L'art d'
Anne Perry est l'art de tisser une trame serrée entre tous ses romans. Elle n'est pas de ces romancières qui créent un personnage et l'oublie aussitôt. Dix ans et de nombreuses enquêtes ont passé depuis l'Etrangleur de Carter street, et nous retrouvons Dominic Corde, le beau-frère de Charlotte Pitt. Ces dix année sl'ont transformé, mais ne lui ont pas fait oublié le passé.
Alors qu'
Ashworth Hall était un drame politique, Brunswick Garden a tout du drame intime. Pitt est ici pour éviter le scandale. Il se déplace vers chacun des membres de la maisonnée (dans les enquêtes modernes, nous avons plutôt l'habitude que les suspects se déplacent), les découvrant ainsi dans leur intimité.
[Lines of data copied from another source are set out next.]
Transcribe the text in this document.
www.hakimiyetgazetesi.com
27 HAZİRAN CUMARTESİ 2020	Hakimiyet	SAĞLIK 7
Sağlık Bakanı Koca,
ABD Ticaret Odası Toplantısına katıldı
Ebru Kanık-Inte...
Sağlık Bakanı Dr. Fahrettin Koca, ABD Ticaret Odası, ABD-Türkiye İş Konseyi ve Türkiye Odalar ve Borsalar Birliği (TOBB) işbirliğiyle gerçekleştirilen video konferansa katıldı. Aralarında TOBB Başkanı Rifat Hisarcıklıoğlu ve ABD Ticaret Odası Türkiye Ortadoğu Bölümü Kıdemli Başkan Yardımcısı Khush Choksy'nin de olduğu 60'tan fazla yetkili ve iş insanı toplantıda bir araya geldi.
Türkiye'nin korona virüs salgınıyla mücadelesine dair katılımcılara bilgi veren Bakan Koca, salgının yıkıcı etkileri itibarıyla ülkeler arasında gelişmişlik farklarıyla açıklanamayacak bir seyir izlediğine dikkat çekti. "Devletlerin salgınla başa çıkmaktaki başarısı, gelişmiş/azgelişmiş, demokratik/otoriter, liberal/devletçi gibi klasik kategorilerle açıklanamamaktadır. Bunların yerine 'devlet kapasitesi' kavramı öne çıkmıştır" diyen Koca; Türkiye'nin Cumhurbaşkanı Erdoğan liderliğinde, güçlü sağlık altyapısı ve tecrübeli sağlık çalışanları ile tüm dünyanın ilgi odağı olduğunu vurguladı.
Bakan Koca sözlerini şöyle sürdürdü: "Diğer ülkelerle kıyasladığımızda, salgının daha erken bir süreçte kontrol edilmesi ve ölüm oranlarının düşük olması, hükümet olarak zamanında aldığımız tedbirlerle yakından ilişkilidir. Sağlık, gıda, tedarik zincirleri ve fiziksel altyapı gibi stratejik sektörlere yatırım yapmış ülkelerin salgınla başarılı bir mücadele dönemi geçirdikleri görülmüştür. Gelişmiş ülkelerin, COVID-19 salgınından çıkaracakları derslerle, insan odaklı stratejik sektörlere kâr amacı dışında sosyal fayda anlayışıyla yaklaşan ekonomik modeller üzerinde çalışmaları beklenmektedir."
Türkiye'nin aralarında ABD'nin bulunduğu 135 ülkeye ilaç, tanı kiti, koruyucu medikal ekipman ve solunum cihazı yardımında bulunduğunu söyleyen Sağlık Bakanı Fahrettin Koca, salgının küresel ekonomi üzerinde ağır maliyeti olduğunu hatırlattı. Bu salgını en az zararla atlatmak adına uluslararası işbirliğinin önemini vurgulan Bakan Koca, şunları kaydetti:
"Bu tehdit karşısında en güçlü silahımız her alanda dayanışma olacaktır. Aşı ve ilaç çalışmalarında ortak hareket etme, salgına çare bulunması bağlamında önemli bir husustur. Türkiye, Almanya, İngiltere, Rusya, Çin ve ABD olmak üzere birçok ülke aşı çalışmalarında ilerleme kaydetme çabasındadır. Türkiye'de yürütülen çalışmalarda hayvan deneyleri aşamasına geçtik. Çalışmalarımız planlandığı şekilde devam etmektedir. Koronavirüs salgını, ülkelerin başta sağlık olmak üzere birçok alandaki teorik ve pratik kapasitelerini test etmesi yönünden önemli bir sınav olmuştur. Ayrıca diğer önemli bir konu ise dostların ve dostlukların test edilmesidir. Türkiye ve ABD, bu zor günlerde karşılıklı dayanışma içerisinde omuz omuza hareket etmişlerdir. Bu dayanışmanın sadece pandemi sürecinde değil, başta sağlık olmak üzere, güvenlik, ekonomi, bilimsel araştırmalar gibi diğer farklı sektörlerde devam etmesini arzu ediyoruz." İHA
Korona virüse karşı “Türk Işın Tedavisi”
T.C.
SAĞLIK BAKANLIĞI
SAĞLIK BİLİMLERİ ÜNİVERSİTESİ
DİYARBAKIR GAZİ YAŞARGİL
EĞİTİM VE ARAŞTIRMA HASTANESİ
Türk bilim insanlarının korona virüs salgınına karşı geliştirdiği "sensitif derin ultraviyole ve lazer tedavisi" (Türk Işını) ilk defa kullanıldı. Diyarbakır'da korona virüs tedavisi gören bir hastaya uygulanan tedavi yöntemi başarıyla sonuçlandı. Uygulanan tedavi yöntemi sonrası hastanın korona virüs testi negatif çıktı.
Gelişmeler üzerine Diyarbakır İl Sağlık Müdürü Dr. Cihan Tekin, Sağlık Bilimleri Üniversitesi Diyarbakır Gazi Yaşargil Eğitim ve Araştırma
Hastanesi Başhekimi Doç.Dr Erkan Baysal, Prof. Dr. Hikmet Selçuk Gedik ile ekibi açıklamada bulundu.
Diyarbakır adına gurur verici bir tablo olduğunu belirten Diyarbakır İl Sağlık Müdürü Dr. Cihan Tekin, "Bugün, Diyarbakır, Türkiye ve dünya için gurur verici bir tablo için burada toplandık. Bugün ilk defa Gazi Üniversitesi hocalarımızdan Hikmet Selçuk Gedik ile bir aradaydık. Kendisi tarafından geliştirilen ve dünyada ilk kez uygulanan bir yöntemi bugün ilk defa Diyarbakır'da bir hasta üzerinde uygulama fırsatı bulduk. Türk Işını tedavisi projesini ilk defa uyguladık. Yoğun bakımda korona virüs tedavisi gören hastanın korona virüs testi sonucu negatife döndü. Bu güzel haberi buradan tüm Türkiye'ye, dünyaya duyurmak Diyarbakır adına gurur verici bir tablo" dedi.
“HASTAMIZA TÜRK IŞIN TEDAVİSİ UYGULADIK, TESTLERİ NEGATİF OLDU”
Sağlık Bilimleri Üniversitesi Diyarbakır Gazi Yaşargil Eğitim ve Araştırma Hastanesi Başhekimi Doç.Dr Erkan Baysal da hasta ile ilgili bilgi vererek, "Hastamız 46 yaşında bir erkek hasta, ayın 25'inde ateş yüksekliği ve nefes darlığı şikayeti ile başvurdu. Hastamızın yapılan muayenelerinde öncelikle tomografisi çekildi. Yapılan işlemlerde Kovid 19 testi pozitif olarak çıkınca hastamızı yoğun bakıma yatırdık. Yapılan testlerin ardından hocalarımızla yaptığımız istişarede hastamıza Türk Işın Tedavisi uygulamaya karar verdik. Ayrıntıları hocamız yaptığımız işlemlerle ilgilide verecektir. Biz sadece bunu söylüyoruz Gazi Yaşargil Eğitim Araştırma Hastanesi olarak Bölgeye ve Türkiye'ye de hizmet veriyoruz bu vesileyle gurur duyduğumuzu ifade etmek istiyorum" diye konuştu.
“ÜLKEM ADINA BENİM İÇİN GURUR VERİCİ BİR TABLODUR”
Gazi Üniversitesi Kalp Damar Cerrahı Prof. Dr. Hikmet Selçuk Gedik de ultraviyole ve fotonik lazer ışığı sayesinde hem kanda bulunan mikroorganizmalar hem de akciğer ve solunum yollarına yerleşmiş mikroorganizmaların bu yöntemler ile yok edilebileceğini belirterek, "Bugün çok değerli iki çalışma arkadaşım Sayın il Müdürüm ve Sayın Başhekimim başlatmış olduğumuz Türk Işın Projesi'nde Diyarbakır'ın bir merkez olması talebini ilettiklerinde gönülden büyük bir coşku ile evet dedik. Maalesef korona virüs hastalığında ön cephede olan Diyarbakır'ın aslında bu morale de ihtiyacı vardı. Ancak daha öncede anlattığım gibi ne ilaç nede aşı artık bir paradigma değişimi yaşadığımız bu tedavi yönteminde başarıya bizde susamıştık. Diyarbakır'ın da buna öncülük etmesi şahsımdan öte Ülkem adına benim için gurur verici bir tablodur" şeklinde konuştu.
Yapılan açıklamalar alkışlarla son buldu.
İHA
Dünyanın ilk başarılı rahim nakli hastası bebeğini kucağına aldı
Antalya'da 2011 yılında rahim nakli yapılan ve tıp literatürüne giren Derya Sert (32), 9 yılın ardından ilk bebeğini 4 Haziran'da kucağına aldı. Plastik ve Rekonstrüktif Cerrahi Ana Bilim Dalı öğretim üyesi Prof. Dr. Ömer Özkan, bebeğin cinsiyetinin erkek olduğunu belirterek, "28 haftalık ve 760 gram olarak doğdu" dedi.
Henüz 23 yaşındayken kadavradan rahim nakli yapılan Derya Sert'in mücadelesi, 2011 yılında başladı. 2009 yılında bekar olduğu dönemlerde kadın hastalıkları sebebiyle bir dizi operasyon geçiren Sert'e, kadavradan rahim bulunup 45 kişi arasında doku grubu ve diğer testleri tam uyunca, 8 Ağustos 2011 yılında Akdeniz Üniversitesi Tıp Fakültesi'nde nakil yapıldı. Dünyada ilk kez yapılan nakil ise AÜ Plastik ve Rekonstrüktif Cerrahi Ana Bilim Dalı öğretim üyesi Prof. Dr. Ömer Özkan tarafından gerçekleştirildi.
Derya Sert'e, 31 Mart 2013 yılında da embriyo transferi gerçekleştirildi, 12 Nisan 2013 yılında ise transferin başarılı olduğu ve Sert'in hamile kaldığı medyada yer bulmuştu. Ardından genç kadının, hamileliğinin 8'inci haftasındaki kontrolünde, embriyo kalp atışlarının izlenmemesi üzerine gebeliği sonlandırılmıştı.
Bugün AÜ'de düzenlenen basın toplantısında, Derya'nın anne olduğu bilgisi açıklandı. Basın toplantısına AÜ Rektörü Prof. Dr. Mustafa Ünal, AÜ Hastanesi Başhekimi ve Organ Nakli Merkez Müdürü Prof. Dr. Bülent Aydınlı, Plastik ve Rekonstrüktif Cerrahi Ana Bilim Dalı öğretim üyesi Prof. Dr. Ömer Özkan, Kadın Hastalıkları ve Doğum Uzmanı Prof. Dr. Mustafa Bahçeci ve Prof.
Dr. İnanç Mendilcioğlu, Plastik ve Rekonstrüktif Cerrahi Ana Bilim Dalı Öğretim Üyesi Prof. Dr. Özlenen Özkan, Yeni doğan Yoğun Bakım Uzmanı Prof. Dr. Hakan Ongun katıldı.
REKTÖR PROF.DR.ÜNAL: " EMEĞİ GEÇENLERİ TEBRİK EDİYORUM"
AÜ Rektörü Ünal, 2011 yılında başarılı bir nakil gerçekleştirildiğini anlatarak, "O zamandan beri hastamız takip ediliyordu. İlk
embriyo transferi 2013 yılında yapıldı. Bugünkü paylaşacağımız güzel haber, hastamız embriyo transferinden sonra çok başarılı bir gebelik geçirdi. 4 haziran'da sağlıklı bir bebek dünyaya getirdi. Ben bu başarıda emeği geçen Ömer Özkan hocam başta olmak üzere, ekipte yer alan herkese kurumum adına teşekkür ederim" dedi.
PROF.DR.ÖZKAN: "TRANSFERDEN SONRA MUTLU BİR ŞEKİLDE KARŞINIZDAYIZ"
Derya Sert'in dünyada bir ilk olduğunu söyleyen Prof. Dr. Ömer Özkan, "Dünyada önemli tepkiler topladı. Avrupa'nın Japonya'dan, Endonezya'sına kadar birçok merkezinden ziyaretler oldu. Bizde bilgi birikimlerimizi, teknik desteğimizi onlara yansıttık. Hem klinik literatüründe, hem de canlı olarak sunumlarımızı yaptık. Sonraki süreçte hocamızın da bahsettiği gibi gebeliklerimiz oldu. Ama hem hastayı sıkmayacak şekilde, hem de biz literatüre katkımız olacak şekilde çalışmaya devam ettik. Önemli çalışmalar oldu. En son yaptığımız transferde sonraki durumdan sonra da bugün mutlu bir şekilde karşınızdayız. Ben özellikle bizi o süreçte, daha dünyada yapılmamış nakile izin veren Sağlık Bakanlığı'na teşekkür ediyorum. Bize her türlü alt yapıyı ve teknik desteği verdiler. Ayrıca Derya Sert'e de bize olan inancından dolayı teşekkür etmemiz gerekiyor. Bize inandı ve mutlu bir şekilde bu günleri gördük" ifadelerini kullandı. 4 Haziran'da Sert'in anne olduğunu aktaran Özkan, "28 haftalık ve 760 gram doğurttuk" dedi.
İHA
Seul Dominic, qui n'est que de passage dans cette famille, fait exception, et va presque de lui-même parler à Thomas Pitt.
Eviter le scandale est le but, si ce n'est que Pitt et son supérieur tiennent avant tout à établir la vérité, pour rendre justice à la victime et aussi pour que la suspicion ne plane pas sur un innocent. Thomas se trouve pris entre son devoir de policier et son inimitié pour Dominic. Celui-ci ferait un coupable idéal, et Thomas se surprend à espérer qu'il puisse l'être - ce dont il frémit aussitôt. L'inspecteur ne laisse pas passer les faiblesses et surtout pas les siennes.
Roman intime, Brunswick Garden montre la place des femmes dans la société victorienne, et le difficile combat de celles qui voulaient être reconnus à leur juste valeur. Unity, par sa passion, par son intransigeance, aura été le catalyseur qui déchaînera les passions.
Le dénouement sera à l'image du roman : intimiste.